Along with the VN-Index, the VN30 rose to surpass 2,000 points on 22 April, a threshold previously seen as a psychological ceiling for large-cap stocks. The move was driven by money concentrated in a few names, notably the Vin group pair VIC and VHM.
History suggests that larger psychological levels come with higher risk, particularly when the rally is not accompanied by an improvement in liquidity and breadth. The 2,000-point level could therefore become a false breakout if liquidity is not strong enough to absorb supply, potentially triggering a short-term correction across the market.
VN30’s rise is also not viewed as confirmation of a new market price level. Many blue-chip stocks have returned to pre-correction levels, which can increase the risk of profit-taking. With gains led mainly by a small number of very large-cap stocks, the market picture can become distorted: the index may be green while many other stocks rise only slightly, stay flat, or fall.
A key concern is that liquidity has not kept pace with the VN30 advance. Turnover on the exchange is generally lower than during the previous euphoric period, suggesting that new money has not truly entered. Buying pressure appears to come mainly from cash-rich investors looking to re-enter after March’s correction.
In equity markets, a durable rally typically requires rising prices and rising liquidity. If prices rise while liquidity falls, it usually reflects fading willingness among buyers to pay higher prices for shares.
VN30’s rapid rise in a short period has also made valuations of leading stocks more expensive. After the rebound, many names have returned to higher P/E levels than the historical average, while the Q2 profit outlook is not yet clear.
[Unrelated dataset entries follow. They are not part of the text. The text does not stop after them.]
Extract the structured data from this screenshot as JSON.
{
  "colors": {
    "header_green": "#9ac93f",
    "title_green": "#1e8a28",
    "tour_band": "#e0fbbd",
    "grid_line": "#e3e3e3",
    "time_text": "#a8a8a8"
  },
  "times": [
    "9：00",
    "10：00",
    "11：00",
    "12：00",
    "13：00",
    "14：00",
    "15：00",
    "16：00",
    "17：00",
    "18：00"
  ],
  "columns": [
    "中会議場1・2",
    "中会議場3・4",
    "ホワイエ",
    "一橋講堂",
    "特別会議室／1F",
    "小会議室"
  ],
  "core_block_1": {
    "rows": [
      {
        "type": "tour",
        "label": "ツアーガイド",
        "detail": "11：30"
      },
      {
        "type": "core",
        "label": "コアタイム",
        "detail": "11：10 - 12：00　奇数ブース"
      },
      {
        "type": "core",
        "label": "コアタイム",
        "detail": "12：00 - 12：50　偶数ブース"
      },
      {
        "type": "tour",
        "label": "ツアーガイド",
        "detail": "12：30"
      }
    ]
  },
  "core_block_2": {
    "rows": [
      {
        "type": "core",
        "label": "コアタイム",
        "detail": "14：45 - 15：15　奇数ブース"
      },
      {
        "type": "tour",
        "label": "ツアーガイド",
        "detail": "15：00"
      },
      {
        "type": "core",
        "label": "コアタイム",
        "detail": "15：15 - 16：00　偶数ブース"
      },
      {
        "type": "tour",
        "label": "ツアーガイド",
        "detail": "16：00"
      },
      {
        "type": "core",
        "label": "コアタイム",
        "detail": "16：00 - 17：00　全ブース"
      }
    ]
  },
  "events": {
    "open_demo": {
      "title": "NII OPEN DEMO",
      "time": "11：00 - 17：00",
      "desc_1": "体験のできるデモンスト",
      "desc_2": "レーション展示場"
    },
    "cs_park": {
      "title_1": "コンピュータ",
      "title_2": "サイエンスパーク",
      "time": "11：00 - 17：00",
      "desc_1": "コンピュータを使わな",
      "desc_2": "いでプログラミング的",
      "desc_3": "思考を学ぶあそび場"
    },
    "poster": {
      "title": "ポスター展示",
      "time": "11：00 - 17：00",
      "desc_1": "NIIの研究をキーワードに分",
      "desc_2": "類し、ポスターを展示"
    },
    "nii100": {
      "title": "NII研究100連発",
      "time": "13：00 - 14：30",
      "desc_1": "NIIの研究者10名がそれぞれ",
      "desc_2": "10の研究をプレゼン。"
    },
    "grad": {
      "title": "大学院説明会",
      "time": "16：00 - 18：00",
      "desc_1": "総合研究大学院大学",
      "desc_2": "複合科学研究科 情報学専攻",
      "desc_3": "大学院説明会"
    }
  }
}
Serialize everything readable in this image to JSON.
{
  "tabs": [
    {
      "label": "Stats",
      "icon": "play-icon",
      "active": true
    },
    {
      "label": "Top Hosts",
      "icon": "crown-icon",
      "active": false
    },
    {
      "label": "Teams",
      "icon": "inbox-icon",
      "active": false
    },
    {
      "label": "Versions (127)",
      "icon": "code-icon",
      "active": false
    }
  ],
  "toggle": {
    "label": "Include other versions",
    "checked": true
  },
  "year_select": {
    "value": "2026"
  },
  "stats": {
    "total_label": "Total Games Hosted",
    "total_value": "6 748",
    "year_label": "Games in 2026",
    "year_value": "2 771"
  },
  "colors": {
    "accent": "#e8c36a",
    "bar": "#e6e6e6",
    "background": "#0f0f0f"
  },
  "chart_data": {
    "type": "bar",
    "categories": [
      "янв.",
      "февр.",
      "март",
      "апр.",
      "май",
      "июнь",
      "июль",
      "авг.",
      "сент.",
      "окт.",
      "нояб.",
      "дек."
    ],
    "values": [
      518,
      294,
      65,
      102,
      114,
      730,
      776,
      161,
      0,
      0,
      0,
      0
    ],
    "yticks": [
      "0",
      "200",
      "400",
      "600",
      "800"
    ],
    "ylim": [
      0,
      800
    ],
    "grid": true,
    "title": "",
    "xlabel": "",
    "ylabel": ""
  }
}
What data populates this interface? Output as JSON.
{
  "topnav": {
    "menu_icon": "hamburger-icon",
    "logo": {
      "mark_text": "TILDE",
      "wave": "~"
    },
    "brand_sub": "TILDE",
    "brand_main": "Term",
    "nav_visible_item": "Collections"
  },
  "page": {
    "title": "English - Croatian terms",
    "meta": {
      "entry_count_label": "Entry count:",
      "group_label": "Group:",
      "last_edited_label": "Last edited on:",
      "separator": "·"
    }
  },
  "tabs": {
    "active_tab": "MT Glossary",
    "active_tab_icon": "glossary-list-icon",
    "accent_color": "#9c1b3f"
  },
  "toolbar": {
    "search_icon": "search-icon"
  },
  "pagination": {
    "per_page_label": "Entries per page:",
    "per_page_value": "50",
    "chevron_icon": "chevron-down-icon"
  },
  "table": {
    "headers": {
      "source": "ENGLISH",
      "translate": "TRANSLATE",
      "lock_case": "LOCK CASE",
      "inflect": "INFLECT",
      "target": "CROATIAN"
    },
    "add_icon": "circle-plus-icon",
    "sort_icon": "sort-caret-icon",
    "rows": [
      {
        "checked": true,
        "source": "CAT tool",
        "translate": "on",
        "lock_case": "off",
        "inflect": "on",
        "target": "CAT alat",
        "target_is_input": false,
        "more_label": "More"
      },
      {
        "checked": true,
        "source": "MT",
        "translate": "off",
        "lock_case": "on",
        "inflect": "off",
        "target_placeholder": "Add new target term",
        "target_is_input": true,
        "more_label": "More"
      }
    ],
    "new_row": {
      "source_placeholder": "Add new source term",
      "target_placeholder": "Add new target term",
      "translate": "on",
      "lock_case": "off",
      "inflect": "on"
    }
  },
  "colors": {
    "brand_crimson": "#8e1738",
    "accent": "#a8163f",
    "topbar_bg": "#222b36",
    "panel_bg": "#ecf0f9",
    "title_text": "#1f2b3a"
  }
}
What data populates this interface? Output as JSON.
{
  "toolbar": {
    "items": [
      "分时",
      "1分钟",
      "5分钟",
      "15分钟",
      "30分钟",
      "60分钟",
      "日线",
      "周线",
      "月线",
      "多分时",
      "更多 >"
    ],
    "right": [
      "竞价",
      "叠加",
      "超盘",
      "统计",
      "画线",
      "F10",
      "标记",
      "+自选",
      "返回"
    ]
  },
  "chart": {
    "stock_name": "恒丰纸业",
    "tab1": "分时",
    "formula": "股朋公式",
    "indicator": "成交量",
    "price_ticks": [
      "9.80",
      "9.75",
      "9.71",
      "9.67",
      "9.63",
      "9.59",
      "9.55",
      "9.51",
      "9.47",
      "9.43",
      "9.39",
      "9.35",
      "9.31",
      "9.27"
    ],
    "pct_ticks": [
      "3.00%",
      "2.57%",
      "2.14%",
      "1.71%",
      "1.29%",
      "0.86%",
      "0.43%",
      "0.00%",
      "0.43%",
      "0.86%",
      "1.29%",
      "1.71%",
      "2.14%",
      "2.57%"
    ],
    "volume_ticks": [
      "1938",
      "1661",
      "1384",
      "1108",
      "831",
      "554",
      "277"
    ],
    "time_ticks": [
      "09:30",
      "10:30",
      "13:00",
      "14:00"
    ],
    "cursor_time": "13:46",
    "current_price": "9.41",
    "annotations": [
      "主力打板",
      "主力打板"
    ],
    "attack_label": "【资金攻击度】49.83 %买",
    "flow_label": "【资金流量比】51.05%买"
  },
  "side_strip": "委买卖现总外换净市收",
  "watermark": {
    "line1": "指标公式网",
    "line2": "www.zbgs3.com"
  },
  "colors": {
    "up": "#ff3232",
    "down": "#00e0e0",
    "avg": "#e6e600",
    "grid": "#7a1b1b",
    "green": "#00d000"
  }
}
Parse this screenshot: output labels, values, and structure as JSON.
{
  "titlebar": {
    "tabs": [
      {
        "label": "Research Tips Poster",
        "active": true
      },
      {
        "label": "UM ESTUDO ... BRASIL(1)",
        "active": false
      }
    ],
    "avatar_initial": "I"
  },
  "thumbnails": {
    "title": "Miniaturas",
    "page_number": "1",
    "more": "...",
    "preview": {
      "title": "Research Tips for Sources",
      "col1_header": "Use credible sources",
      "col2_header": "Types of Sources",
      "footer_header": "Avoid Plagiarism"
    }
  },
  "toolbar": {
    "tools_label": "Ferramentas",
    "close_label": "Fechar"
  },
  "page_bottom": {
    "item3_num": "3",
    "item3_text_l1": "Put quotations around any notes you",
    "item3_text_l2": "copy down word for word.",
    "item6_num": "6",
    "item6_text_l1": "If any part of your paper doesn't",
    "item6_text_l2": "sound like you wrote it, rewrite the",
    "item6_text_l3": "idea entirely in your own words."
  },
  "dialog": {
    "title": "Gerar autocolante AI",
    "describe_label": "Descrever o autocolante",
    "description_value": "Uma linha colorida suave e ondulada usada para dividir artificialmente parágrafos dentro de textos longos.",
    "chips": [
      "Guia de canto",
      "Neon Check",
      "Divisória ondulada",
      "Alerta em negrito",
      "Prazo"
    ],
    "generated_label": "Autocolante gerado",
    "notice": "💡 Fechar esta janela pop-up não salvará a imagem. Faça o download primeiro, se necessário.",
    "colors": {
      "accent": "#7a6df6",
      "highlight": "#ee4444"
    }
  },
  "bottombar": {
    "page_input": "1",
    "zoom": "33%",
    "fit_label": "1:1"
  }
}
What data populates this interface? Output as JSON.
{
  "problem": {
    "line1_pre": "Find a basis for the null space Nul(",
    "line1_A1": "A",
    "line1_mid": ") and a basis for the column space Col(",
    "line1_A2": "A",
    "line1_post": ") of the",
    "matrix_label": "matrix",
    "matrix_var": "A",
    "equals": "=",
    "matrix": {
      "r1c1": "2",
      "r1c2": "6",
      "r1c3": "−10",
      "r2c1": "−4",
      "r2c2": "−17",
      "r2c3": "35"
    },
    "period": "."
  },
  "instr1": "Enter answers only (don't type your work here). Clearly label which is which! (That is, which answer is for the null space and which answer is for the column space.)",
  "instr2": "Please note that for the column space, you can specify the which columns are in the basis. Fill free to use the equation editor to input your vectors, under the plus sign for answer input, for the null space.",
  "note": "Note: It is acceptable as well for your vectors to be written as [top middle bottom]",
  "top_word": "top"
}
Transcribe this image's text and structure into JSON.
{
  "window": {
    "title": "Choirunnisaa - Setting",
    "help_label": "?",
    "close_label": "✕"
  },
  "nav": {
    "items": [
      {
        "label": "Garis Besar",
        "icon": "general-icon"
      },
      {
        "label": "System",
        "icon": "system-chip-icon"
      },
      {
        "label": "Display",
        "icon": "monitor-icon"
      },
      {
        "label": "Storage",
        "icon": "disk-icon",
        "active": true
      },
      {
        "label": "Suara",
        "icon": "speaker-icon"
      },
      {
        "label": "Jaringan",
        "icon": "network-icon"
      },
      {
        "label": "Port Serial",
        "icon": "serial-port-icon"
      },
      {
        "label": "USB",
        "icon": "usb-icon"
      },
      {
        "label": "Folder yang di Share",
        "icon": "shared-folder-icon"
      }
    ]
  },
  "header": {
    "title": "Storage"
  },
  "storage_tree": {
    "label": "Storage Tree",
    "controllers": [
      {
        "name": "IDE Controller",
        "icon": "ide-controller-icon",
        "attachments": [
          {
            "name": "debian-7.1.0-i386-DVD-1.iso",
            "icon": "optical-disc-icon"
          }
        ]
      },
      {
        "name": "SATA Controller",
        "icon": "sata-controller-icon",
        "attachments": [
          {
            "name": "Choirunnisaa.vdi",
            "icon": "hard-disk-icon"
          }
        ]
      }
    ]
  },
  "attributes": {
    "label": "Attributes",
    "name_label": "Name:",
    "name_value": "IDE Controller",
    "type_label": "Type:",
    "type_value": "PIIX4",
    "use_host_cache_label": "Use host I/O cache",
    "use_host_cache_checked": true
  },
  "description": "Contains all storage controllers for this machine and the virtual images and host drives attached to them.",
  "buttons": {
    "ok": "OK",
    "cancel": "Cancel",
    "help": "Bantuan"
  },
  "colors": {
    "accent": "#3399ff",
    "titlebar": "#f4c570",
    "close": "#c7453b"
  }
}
Investors may therefore be buying more on expectations than on business results.
This is considered the most dangerous factor at the psychological peak: when expectations run high, the market can sell off on even a single piece of disappointing news, such as profits missing forecasts, rates rising, or adverse global volatility.
According to SHS analysts, when VN30 breaks the peak, traders tend to shift toward risk management strategies, especially as the index approaches strong resistance.
Market dynamics highlighted by MSB indicate that gains are mainly concentrated in blue chips. If the market becomes volatile or corrects, cash flow is likely to shift toward midcap stocks, particularly the midcap group.
MBS analysts add that if liquidity does not rise or market breadth does not support stock gains, the recovery outlook may be limited. They also note that the upcoming top around 1860–1900 points requires consensus among blue chips with high liquidity.
Many mid-cap companies still trade below the market’s average P/E, while earnings growth prospects are described as positive. This combination can attract both speculative and investment cash.
Investors are advised to prefer buying or restructuring in midcap stocks during pullbacks toward the 1770–1780 support area, avoid chasing prices on strong up days, and focus on midcap stocks or sectors attracting capital.
However, the shift toward midcaps does not imply buying at any price. Midcap stocks are more volatile, liquidity is uneven, and they are sensitive to short-term sentiment. If speculative money enters quickly, prices can rise sharply and then correct deeply when profit-taking appears.
Investors should also avoid following stocks that have hit daily limit ups due to crowd behavior, given the high risk of correction when speculative money exits. Liquidity should be monitored closely: if the VN-Index declines but market-wide liquidity does not fall sharply and the midcap group remains positive, the likelihood of forming a new upcycle in the midcap segment is considered relatively high.